O relator, ministro Marco Aurélio, disse que na classe A, os abortos são realizados com toda a assepsia. No caso dos pobres, são feitos por açougueiros. O que indica isso, sustentou, é o fato de hospitais públicos fazerem 200 mil curetagens por ano por conta de abortos mal feitos. O ministro também frisou muito o fato de que a permissão de interromper gestação de feto anencéfalo não é aborto. “Existe distinção entre aborto e antecipação terapêutica do parto. O feto anencéfalo jamais se tornará uma pessoa. Não se trata de vida potencial, mas de morte segura”.

Em seu voto, o ministro enfrentou o tema sob todos os ângulos possíveis: sociais, religiosas, científicas, médicas e jurídicas. Marco Aurélio esclareceu que os argumentos de que a decisão pode levar à permissão de abortos eugênicos não fazem sentido. “afasto-os, considerado o viés político e ideológico contido na palavra eugenia”.

O ministro fez uma clara distinção entre pessoas que têm deficiências de qualquer ordem e a anencefalia. “O anencéfalo é um natimorto. Não há vida em potencial. Logo, não se pode cogitar de aborto eugênico. Não se trata de feto portador de doença grave, que permite vida extrauterina”, reforçou. Marco Aurélio também fez uma longa distinção entre Estado e Igreja.

De acordo com o relator, concepções morais religiosas, unânimes, majoritárias ou minoritárias, não podem guiar as decisões estatais, devendo ficar circunscritas às esferas privadas. O ministro frisou que o preâmbulo da Constituição – “sob a proteção de Deus” – não tem força normativa.

Marco Aurélio sustentou que o estado é laico, mas não laicista. “A laicidade, que não se confunde com laicismo. Laicidade é atitude de neutralidade do Estado. Laicismo é uma atitude hostil”. Mas ressaltou que a Constituição consagra a liberdade religiosa e a laicidade do Estado. “O Estado não é religioso, tampouco é ateu. O Estado é neutro”. E ainda lembrou que ao Estado brasileiro é terminantemente vedado promover qualquer religião.

O ministro também trouxe dados sobre anencefalia no Brasil. De acordo com ele, os juízes já autorizaram a interrupção de três mil gestações de fetos anencéfalos no país. O que denota a importância de o Supremo pacificar a discussão. Segundo dados da Organização Mundial de Saúde revelados por ele, o Brasil é o quarto país em número de casos de fetos anencéfalos. A incidência é de um em cada mil nascimentos, segundo os dados da OMS.

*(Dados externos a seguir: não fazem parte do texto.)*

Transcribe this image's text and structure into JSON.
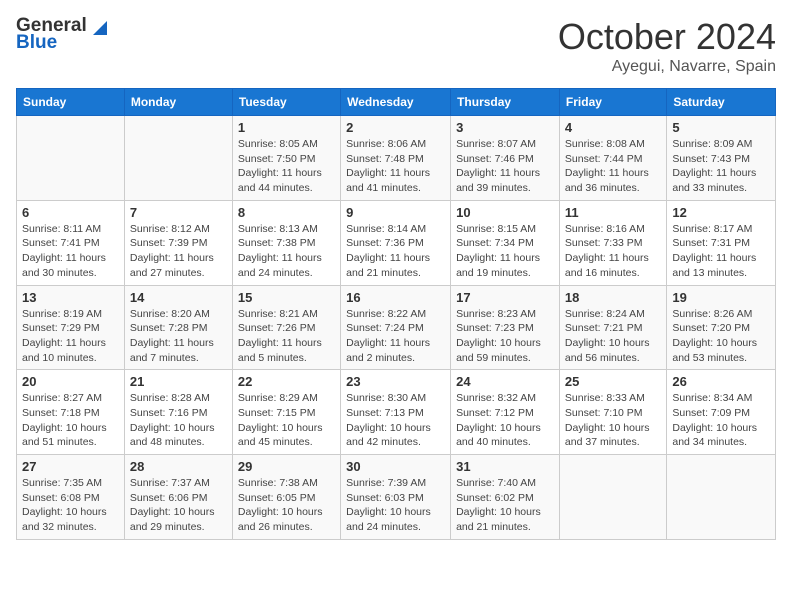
{
  "header": {
    "logo_general": "General",
    "logo_blue": "Blue",
    "month": "October 2024",
    "location": "Ayegui, Navarre, Spain"
  },
  "weekdays": [
    "Sunday",
    "Monday",
    "Tuesday",
    "Wednesday",
    "Thursday",
    "Friday",
    "Saturday"
  ],
  "weeks": [
    [
      {
        "day": "",
        "info": ""
      },
      {
        "day": "",
        "info": ""
      },
      {
        "day": "1",
        "info": "Sunrise: 8:05 AM\nSunset: 7:50 PM\nDaylight: 11 hours and 44 minutes."
      },
      {
        "day": "2",
        "info": "Sunrise: 8:06 AM\nSunset: 7:48 PM\nDaylight: 11 hours and 41 minutes."
      },
      {
        "day": "3",
        "info": "Sunrise: 8:07 AM\nSunset: 7:46 PM\nDaylight: 11 hours and 39 minutes."
      },
      {
        "day": "4",
        "info": "Sunrise: 8:08 AM\nSunset: 7:44 PM\nDaylight: 11 hours and 36 minutes."
      },
      {
        "day": "5",
        "info": "Sunrise: 8:09 AM\nSunset: 7:43 PM\nDaylight: 11 hours and 33 minutes."
      }
    ],
    [
      {
        "day": "6",
        "info": "Sunrise: 8:11 AM\nSunset: 7:41 PM\nDaylight: 11 hours and 30 minutes."
      },
      {
        "day": "7",
        "info": "Sunrise: 8:12 AM\nSunset: 7:39 PM\nDaylight: 11 hours and 27 minutes."
      },
      {
        "day": "8",
        "info": "Sunrise: 8:13 AM\nSunset: 7:38 PM\nDaylight: 11 hours and 24 minutes."
      },
      {
        "day": "9",
        "info": "Sunrise: 8:14 AM\nSunset: 7:36 PM\nDaylight: 11 hours and 21 minutes."
      },
      {
        "day": "10",
        "info": "Sunrise: 8:15 AM\nSunset: 7:34 PM\nDaylight: 11 hours and 19 minutes."
      },
      {
        "day": "11",
        "info": "Sunrise: 8:16 AM\nSunset: 7:33 PM\nDaylight: 11 hours and 16 minutes."
      },
      {
        "day": "12",
        "info": "Sunrise: 8:17 AM\nSunset: 7:31 PM\nDaylight: 11 hours and 13 minutes."
      }
    ],
    [
      {
        "day": "13",
        "info": "Sunrise: 8:19 AM\nSunset: 7:29 PM\nDaylight: 11 hours and 10 minutes."
      },
      {
        "day": "14",
        "info": "Sunrise: 8:20 AM\nSunset: 7:28 PM\nDaylight: 11 hours and 7 minutes."
      },
      {
        "day": "15",
        "info": "Sunrise: 8:21 AM\nSunset: 7:26 PM\nDaylight: 11 hours and 5 minutes."
      },
      {
        "day": "16",
        "info": "Sunrise: 8:22 AM\nSunset: 7:24 PM\nDaylight: 11 hours and 2 minutes."
      },
      {
        "day": "17",
        "info": "Sunrise: 8:23 AM\nSunset: 7:23 PM\nDaylight: 10 hours and 59 minutes."
      },
      {
        "day": "18",
        "info": "Sunrise: 8:24 AM\nSunset: 7:21 PM\nDaylight: 10 hours and 56 minutes."
      },
      {
        "day": "19",
        "info": "Sunrise: 8:26 AM\nSunset: 7:20 PM\nDaylight: 10 hours and 53 minutes."
      }
    ],
    [
      {
        "day": "20",
        "info": "Sunrise: 8:27 AM\nSunset: 7:18 PM\nDaylight: 10 hours and 51 minutes."
      },
      {
        "day": "21",
        "info": "Sunrise: 8:28 AM\nSunset: 7:16 PM\nDaylight: 10 hours and 48 minutes."
      },
      {
        "day": "22",
        "info": "Sunrise: 8:29 AM\nSunset: 7:15 PM\nDaylight: 10 hours and 45 minutes."
      },
      {
        "day": "23",
        "info": "Sunrise: 8:30 AM\nSunset: 7:13 PM\nDaylight: 10 hours and 42 minutes."
      },
      {
        "day": "24",
        "info": "Sunrise: 8:32 AM\nSunset: 7:12 PM\nDaylight: 10 hours and 40 minutes."
      },
      {
        "day": "25",
        "info": "Sunrise: 8:33 AM\nSunset: 7:10 PM\nDaylight: 10 hours and 37 minutes."
      },
      {
        "day": "26",
        "info": "Sunrise: 8:34 AM\nSunset: 7:09 PM\nDaylight: 10 hours and 34 minutes."
      }
    ],
    [
      {
        "day": "27",
        "info": "Sunrise: 7:35 AM\nSunset: 6:08 PM\nDaylight: 10 hours and 32 minutes."
      },
      {
        "day": "28",
        "info": "Sunrise: 7:37 AM\nSunset: 6:06 PM\nDaylight: 10 hours and 29 minutes."
      },
      {
        "day": "29",
        "info": "Sunrise: 7:38 AM\nSunset: 6:05 PM\nDaylight: 10 hours and 26 minutes."
      },
      {
        "day": "30",
        "info": "Sunrise: 7:39 AM\nSunset: 6:03 PM\nDaylight: 10 hours and 24 minutes."
      },
      {
        "day": "31",
        "info": "Sunrise: 7:40 AM\nSunset: 6:02 PM\nDaylight: 10 hours and 21 minutes."
      },
      {
        "day": "",
        "info": ""
      },
      {
        "day": "",
        "info": ""
      }
    ]
  ]
}
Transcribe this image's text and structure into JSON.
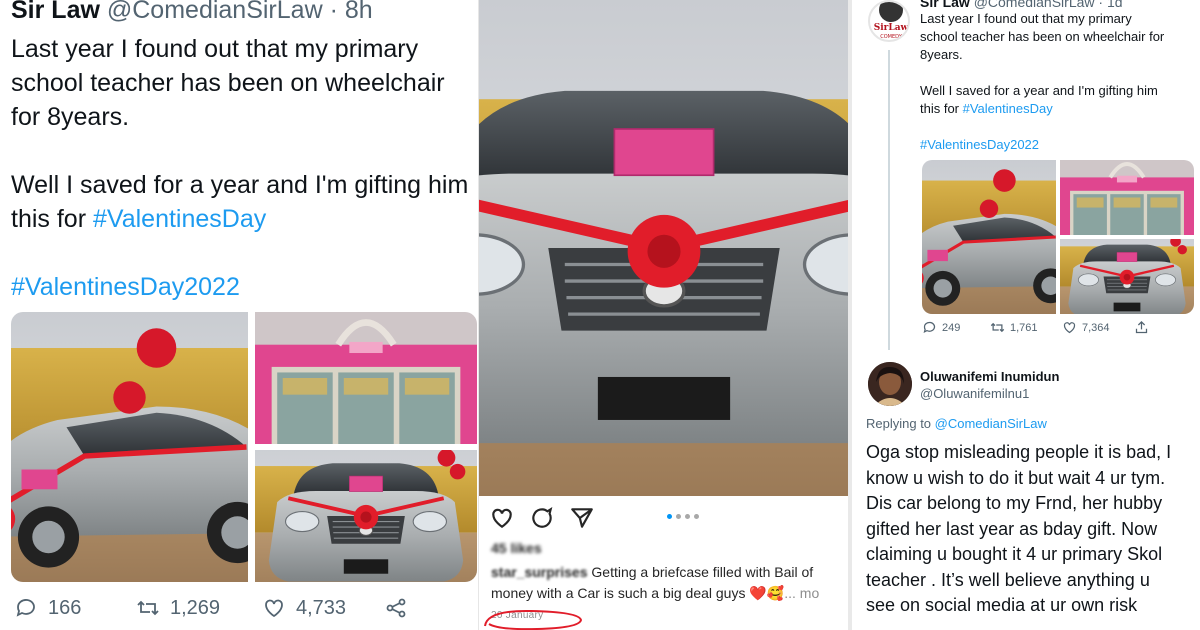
{
  "panel1": {
    "author_name": "Sir Law",
    "author_handle": "@ComedianSirLaw",
    "separator": "·",
    "time": "8h",
    "tweet_lines": [
      "Last year I found out that my primary",
      "school teacher has been on wheelchair",
      "for 8years.",
      "",
      "Well I saved for a year and I'm gifting him",
      "this for "
    ],
    "hashtag_inline": "#ValentinesDay",
    "hashtag_line": "#ValentinesDay2022",
    "replies": "166",
    "retweets": "1,269",
    "likes": "4,733",
    "icons": {
      "reply": "reply-icon",
      "retweet": "retweet-icon",
      "like": "heart-icon",
      "share": "share-icon"
    }
  },
  "panel2": {
    "likes_text": "45 likes",
    "username": "star_surprises",
    "caption": "Getting a briefcase filled with Bail of money with a Car is such a big deal guys ❤️🥰",
    "more": "... mo",
    "date": "20 January",
    "icons": {
      "like": "heart-icon",
      "comment": "comment-icon",
      "share": "send-icon"
    }
  },
  "panel3": {
    "author_name": "Sir Law",
    "author_handle": "@ComedianSirLaw · 1d",
    "avatar_text_1": "SirLaw",
    "avatar_text_2": "COMEDY",
    "tweet_lines": [
      "Last year I found out that my primary",
      "school teacher has been on wheelchair for",
      "8years.",
      "",
      "Well I saved for a year and I'm gifting him",
      "this for "
    ],
    "hashtag_inline": "#ValentinesDay",
    "hashtag_line": "#ValentinesDay2022",
    "replies": "249",
    "retweets": "1,761",
    "likes": "7,364",
    "reply_author_name": "Oluwanifemi Inumidun",
    "reply_author_handle": "@Oluwanifemilnu1",
    "replying_label": "Replying to ",
    "replying_handle": "@ComedianSirLaw",
    "reply_lines": [
      "Oga stop misleading people it is bad, I",
      "know u wish to do it but wait 4 ur tym.",
      "Dis car belong to my Frnd, her hubby",
      "gifted her last year as bday gift. Now",
      "claiming u bought it 4 ur primary Skol",
      "teacher . It’s well  believe anything u",
      "see on social media at ur own risk"
    ]
  },
  "colors": {
    "link": "#1d9bf0",
    "muted": "#536471",
    "ribbon": "#e11d2a",
    "box_pink": "#e0468f",
    "car_silver": "#a9adaf"
  }
}
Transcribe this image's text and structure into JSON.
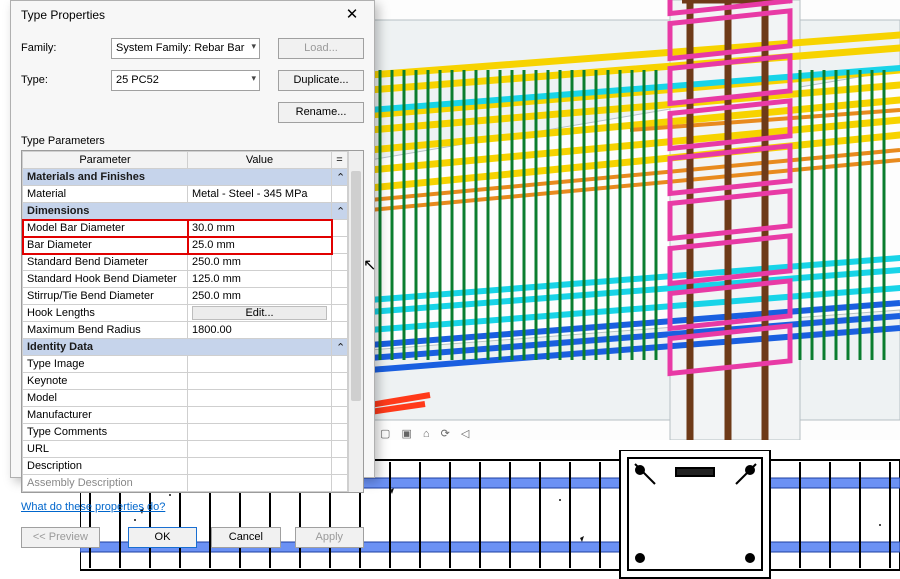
{
  "dialog": {
    "title": "Type Properties",
    "family": {
      "label": "Family:",
      "value": "System Family: Rebar Bar"
    },
    "type": {
      "label": "Type:",
      "value": "25 PC52"
    },
    "buttons": {
      "load": "Load...",
      "duplicate": "Duplicate...",
      "rename": "Rename..."
    },
    "type_params_label": "Type Parameters",
    "grid": {
      "param_header": "Parameter",
      "value_header": "Value",
      "eq_header": "=",
      "sections": [
        {
          "title": "Materials and Finishes",
          "rows": [
            {
              "name": "Material",
              "value": "Metal - Steel - 345 MPa"
            }
          ]
        },
        {
          "title": "Dimensions",
          "rows": [
            {
              "name": "Model Bar Diameter",
              "value": "30.0 mm",
              "hl": true
            },
            {
              "name": "Bar Diameter",
              "value": "25.0 mm",
              "hl": true
            },
            {
              "name": "Standard Bend Diameter",
              "value": "250.0 mm"
            },
            {
              "name": "Standard Hook Bend Diameter",
              "value": "125.0 mm"
            },
            {
              "name": "Stirrup/Tie Bend Diameter",
              "value": "250.0 mm"
            },
            {
              "name": "Hook Lengths",
              "value": "Edit...",
              "editbtn": true
            },
            {
              "name": "Maximum Bend Radius",
              "value": "1800.00"
            }
          ]
        },
        {
          "title": "Identity Data",
          "rows": [
            {
              "name": "Type Image",
              "value": ""
            },
            {
              "name": "Keynote",
              "value": ""
            },
            {
              "name": "Model",
              "value": ""
            },
            {
              "name": "Manufacturer",
              "value": ""
            },
            {
              "name": "Type Comments",
              "value": ""
            },
            {
              "name": "URL",
              "value": ""
            },
            {
              "name": "Description",
              "value": ""
            },
            {
              "name": "Assembly Description",
              "value": "",
              "grey": true
            }
          ]
        }
      ]
    },
    "help_link": "What do these properties do?",
    "footer": {
      "preview": "<< Preview",
      "ok": "OK",
      "cancel": "Cancel",
      "apply": "Apply"
    }
  }
}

Marco Aurélio também rechaçou a tese de que os órgãos do feto anencéfalo poderiam ser usados para doação. “Se é inumano e impensável tratar a mulher como mero instrumento para qualquer finalidade, avulta-se ainda mais grave se a chance de êxito for praticamente nula”, disse, com base em dados que mostram que os órgãos não são viáveis para serem doados. O relator também trouxe, em seu voto, números que mostram que o risco à gestante de feto anencéfalo é muito maior do que em outros casos.

Sem chance de vida

A ministra Rosa Maria Weber, em um voto longo em que contestou o fato de que, muitas vezes, conceitos científicos são tomados como verdades absolutas, e que confundiu muitos que vislumbraram um voto contra a ação, também votou a favor. Rosa lembrou que “há relatos na literatura de sobrevida de fetos anencéfalos por meses, até por mais de um ano”.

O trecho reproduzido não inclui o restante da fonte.